We routinely hear board directors, CEOs, and CFOs of publicly-listed corporations refer to shareholders as owners of the corporation. Under this thinking, it is natural to conclude that the board’s duty is to its shareholders. Contrary to this popular belief, however, a board’s real duty is to the interests of the corporation itself.
As one of us responded in a recent interview with John Authers of the Financial Times, “The shareholders don’t actually own the corporation. They own shares in the corporation. The corporation owns itself.”
Clarifying this common misunderstanding about the ownership of modern corporations is a central point of our new paper, Materiality in Corporate Governance: The Statement of Significant Audiences and Materiality. Aiming to improve corporations’ public disclosures, we argue that the board should publish an annual statement in which it identifies the significant audiences for the corporation’s vitality and long-term success. This clearly includes shareholders, but it could include other stakeholders, such as employees. This is simply about transparency in the purpose the board sees for the corporation.
Citing the work of Adolf A. Berle and Gardiner Means, whose 1932 book The Modern Corporation and Private Property has been lauded as the most important business book of all time, our paper unveils new research on the legal framework underpinning fiduciary duty around the world. In the two dozen countries analyzed so far, the principles of limited liability, separate corporate personhood, and the primacy of directors’ duty to the corporation are universal.
From Russia to China to Brazil to India to the United Kingdom, the notion of directors’ duty to shareholders is always separate from, and never superior to, directors’ duty to the corporation as a separate legal “person.” Even in the United States, a director’s duty to shareholders is at best co-equal with, but not above, the duty to the potentially immortal corporate person.
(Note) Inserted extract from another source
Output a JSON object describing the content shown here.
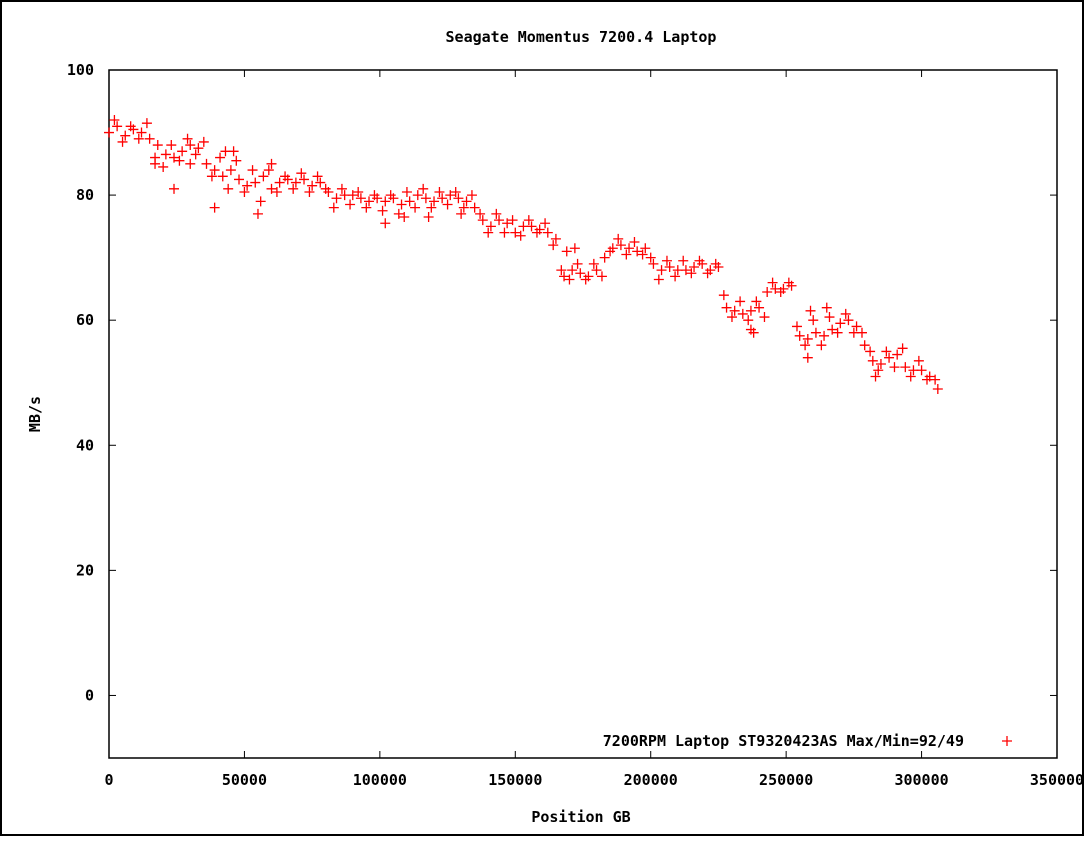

Shareholders own a tradable set of rights: to vote, to claim residual assets, and to receive the wages of capital. These rights are free from the burdens of ownership. Shareholders thus become temporary, while the corporation is permanent—controlled not by shareholders, but by the board of directors.
Under a legal doctrine known as the business judgment rule, directors can take into account the interests of other stakeholders if they are in the best interest of the corporation. In our paper, we aim to broaden the understanding of directors’ fiduciary duty and to provide directors with a new concept to narrow and focus their judgment, by asking first “Material to whom?” in their responsibility to define materiality for reporting and strategy. We call this the Statement of Significant Audiences and Materiality, or simply The Statement.
No matter how big the corporation, it has limited resources. Thus, the board has a responsibility to determine which audiences can help the corporation to create value over the short, medium, and long term. These audiences will be privileged for resource allocation purposes, and they will determine what the company deems to be material for reporting purposes. If the board decides, for example, that only short-term shareholders matter, then only short-term financial results are material. But if employees are also a significant audience, then human capital issues become material as well.
The Statement, a simple one-page annual declaration by the board, is values-neutral. The board can decide which, if any, environmental, social, and governance issues are material. All we are asking for is transparency about the board’s view of the role of its corporation in society.